2.4 Processing Stage
Each thread will process its local database to build mappings and remove duplicates.
Processing:
Each threads removes duplicates from its local db based on global counts Each thread processes its article subset (files previously read) to build: Categorizes articles by category and language Counts keyword and author occurrences Tracks most recent article Sorts category and language lists within its subset as well as the article set
2.5 Data Merge Stage
Partial databases are merged into the Main Database statically(each thread merges a subset of tasks).
Merging:
public List<MergeFunction> getMergeOperations() {
return List.of(
this::mergeCategories,
this::mergeAuthor,
this::mergeMostRecentArticle,
this::mergeLanguages,
this::mergeKeyWords
);
}
Category and Language Merging: Merges sorted lists using k-way merge algorithm Keyword and Author Merging: Merges occurrence counts by summing values for each key Most Recent Article: Compares and updates the most recent article
Synchronization: Threads wait at a barrier to ensure merging is complete.
2.6 Writing Stage
Embarrassingly Parallel:
- Category files: Each thread writes a subset of category files
- Language files: Each thread writes a subset of language files
Partial Parallelization:
- all_articles.txt and keywords_count.txt cannot be fully parallelized
- Each thread writes its own partial file
- articles are already in sorted order (due to ConcurrentSkipListSet)
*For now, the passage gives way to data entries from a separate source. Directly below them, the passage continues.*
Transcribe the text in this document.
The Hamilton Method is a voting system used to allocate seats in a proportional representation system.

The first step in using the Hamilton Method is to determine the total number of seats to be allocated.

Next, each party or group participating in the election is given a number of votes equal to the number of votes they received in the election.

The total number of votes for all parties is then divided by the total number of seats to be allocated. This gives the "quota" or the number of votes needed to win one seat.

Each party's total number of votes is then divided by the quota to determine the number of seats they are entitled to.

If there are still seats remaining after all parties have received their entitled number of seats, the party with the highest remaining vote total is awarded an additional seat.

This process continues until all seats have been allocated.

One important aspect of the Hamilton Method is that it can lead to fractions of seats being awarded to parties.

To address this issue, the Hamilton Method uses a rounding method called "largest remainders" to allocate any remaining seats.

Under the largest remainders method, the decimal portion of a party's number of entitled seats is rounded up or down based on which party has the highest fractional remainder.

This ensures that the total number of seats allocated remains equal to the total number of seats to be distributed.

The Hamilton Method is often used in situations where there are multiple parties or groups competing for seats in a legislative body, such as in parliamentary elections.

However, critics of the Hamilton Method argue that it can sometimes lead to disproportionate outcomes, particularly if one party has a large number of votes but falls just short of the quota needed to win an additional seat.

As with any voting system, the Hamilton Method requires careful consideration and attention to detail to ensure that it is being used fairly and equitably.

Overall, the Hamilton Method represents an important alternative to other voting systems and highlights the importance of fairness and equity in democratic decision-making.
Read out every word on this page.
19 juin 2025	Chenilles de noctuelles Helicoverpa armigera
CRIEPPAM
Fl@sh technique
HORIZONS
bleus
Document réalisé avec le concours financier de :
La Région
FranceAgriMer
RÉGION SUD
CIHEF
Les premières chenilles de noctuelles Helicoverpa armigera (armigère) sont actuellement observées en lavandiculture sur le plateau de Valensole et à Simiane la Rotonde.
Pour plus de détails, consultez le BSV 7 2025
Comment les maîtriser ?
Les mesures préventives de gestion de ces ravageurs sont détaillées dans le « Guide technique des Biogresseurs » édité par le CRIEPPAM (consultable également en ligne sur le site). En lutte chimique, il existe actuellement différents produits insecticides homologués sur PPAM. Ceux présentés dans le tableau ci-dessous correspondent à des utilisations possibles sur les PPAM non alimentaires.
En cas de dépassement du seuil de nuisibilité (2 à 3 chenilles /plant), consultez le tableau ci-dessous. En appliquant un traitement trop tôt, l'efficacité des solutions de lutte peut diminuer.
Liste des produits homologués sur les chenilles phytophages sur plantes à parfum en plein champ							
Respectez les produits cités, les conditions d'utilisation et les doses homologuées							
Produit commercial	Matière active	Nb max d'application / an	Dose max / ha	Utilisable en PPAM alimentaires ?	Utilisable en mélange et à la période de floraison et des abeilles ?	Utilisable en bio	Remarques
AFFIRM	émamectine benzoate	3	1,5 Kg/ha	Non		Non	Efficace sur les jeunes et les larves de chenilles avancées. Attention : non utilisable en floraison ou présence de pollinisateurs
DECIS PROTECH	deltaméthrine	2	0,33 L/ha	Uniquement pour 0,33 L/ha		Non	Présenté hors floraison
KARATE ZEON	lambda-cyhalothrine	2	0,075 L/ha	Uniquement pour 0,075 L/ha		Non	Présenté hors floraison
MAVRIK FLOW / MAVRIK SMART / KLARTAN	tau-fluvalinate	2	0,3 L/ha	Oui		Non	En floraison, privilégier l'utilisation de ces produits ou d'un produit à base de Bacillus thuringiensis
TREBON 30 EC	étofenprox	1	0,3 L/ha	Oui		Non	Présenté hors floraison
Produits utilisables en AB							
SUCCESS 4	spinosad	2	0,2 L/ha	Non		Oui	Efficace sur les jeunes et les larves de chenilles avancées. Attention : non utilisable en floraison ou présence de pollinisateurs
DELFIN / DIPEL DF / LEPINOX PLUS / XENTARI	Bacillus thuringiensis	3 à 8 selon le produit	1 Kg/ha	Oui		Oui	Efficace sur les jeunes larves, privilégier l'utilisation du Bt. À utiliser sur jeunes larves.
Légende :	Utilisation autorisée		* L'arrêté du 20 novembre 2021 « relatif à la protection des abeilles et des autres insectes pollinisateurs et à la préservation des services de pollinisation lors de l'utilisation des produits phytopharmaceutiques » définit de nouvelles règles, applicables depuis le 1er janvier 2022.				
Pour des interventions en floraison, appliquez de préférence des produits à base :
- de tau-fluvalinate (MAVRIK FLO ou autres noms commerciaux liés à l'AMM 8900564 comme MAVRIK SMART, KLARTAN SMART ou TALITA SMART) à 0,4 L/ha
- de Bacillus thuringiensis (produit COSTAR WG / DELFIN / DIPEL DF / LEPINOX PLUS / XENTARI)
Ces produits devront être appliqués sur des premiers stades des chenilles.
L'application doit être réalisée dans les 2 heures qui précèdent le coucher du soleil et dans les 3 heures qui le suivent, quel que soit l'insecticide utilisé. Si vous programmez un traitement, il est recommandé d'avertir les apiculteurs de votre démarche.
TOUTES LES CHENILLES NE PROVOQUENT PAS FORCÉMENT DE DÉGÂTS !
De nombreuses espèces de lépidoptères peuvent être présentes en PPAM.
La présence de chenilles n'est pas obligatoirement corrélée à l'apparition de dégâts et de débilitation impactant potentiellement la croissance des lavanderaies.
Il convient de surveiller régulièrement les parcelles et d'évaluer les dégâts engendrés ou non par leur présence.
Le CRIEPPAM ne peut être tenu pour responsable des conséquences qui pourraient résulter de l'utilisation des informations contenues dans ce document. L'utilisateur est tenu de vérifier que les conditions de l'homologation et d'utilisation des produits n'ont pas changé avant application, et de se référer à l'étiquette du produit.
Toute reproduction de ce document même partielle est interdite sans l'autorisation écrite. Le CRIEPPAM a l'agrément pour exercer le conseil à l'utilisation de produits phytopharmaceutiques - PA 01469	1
- keywords are sorted using k-way merge algorithm during previous stage
- files prefixed with thread index (e.g., 0_all_articles.txt) are created with partial results Synchronization: Threads wait at a barrier to ensure all writing is complete.
2.7 File Merge Stage
The master thread performs final operations:
- Concatenates partial i_all_articles.txt files
- Concatenates partial i_keywords_count.txt files
- Writes final reports
Results
Test Environment
Component Specifications
CPU AMD Ryzen 7 4700U with Radeon Graphics
Total CPU(s) 8
Physical Cores 8
Threads per Core 1
Virtualization Support AMD-V
Hypervisor Vendor Microsoft (WSL2 environment)
Total RAM 3.6 GiB
Free RAM ~2.6 GiB
Operating System Ubuntu 24.04.2 LTS
Java Version Java™ SE 25.0.1 LTS (build 25.0.1+8-LTS-27)
Test Dataset
The datatset used was TEST_4_DATASET(test_4/articles.txt and test_4/input.txt): 11031 article files.
Execution Time and Speedup
Observations
- The performance increases rapidly from 1 - 4 threads, after which the improvement starts to slow down
- Beyond 6 threads, execution time only improves slightly—indicating that parallelism starts reaching its limit
- This plateau may be caused by heavy file I/O, the overhead from inserting the initial data in the db, as well as having more threads than merge operations in the merging stage, therefore, some threads remain idle, while others are busy.
- The best overall execution time is achieved with 8 threads , but the most efficient balance between speed and overhead occurs at 4 threads on this system.